Amazing how little time it takes. You would never know, if you talked to me, that I was always academically inclined. Top of all my classes. Great student. Peers would either respect my prowess, compete, or be jealous. True, I may not have pursued a degree equal to my capability, but that’s by choice and partly by necessity. Now I’ve become what everyone has always assumed of me: an average person with an average job and average intelligence. Not to say that’s a bad thing, not at all, and not to say, either, that I have a powerful need for people to respect me (in fact, I’ve always preferred for others to think I am less than I am), but it does bother me sometimes. Then I sit and wonder what would make me feel validated, then, and how nothing would and why the heck does it even matter on the whole, anyways?
Earlier, I was just pondering about how futile life really is. How inconsequential our lives are when you consider it all. People strive constantly to make a splash, to have a family, to aspire to great things…what’s the point of it all? I get to watch as the kids in my practice grow up and start their own lives. I watch my older patients grow even older and eventually die. Even seemingly healthy patients, happy with life, job, kids just suddenly pass away. I listen and observe as my co-workers and peers rush to get married and have kids before we grow older, ourselves. My mom and grandparents slow down and experience health concerns. Family, patients, friends and myself, all asking me if I’m planning to go higher, to attain higher status. We are currently in December, and yet another year is coming to an end. It’s like it’s all occurring around me and I’m just here watching it all play out like a spectator. My own time and life are slipping away from me. If I were to die tomorrow, people will grieve, but their lives continue and they move on. Is all I’ve done, then for naught? My one little path in the infinite web of life, crisscrossing, meshing, destroying, straying, inspiring other paths of the web…cut abruptly. There are too many other lines to really care about little old me.
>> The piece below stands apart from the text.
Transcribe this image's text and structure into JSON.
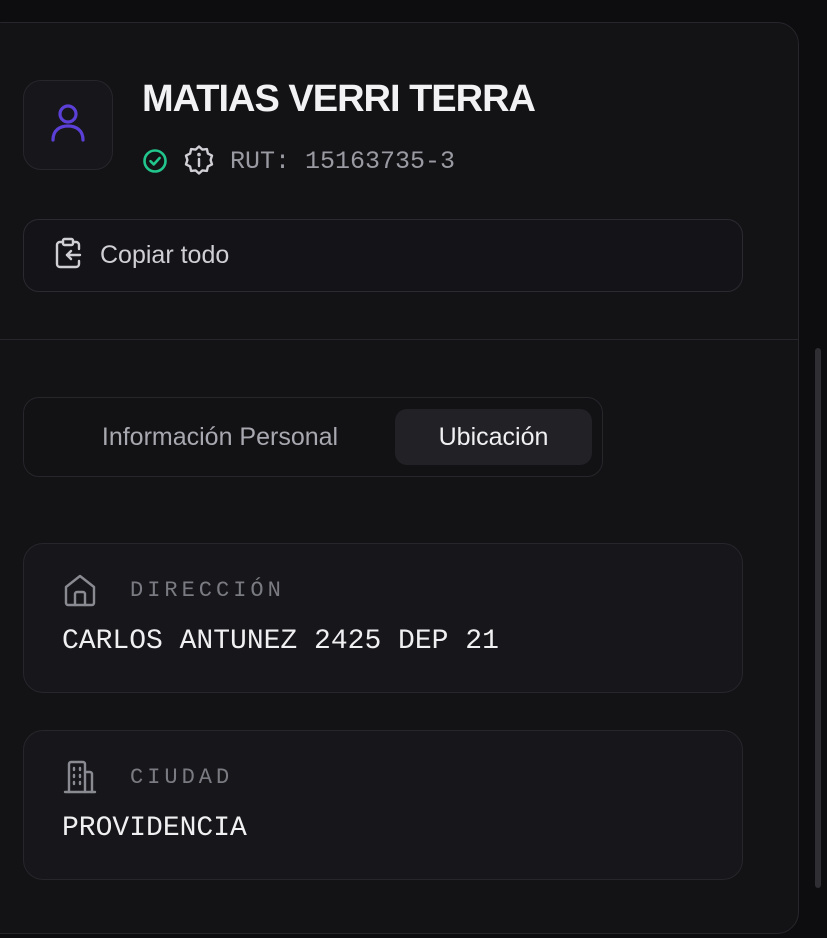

Many times I’ve thought about why we are driven to have children and continue that cycle of life. Force them into this world, whether they like it or not. That in and of itself is selfish as it is. We continue the cycle of life, but to what end? There’s no end goal, no finish line that we’re aspiring too, at least that I’m aware of. Why are we and animals and life in general so obsessed with continuation of life? Ha. Maybe I don’t want to know. Maybe, there really IS and finish line and an end game and our evolution over the years is to produce the end product or some specific need. We fear death because we do not understand and do not know what it holds, and yet we live and fight to stay alive even though we neither understand why nor know what the future holds. Life is therefore just like death with the minor exception that we’re, well, alive.
Deep stuff. In the meantime, I’m super sleepy and tired. And I got my Christmas cards in the mail! Also, my left ear really hurts.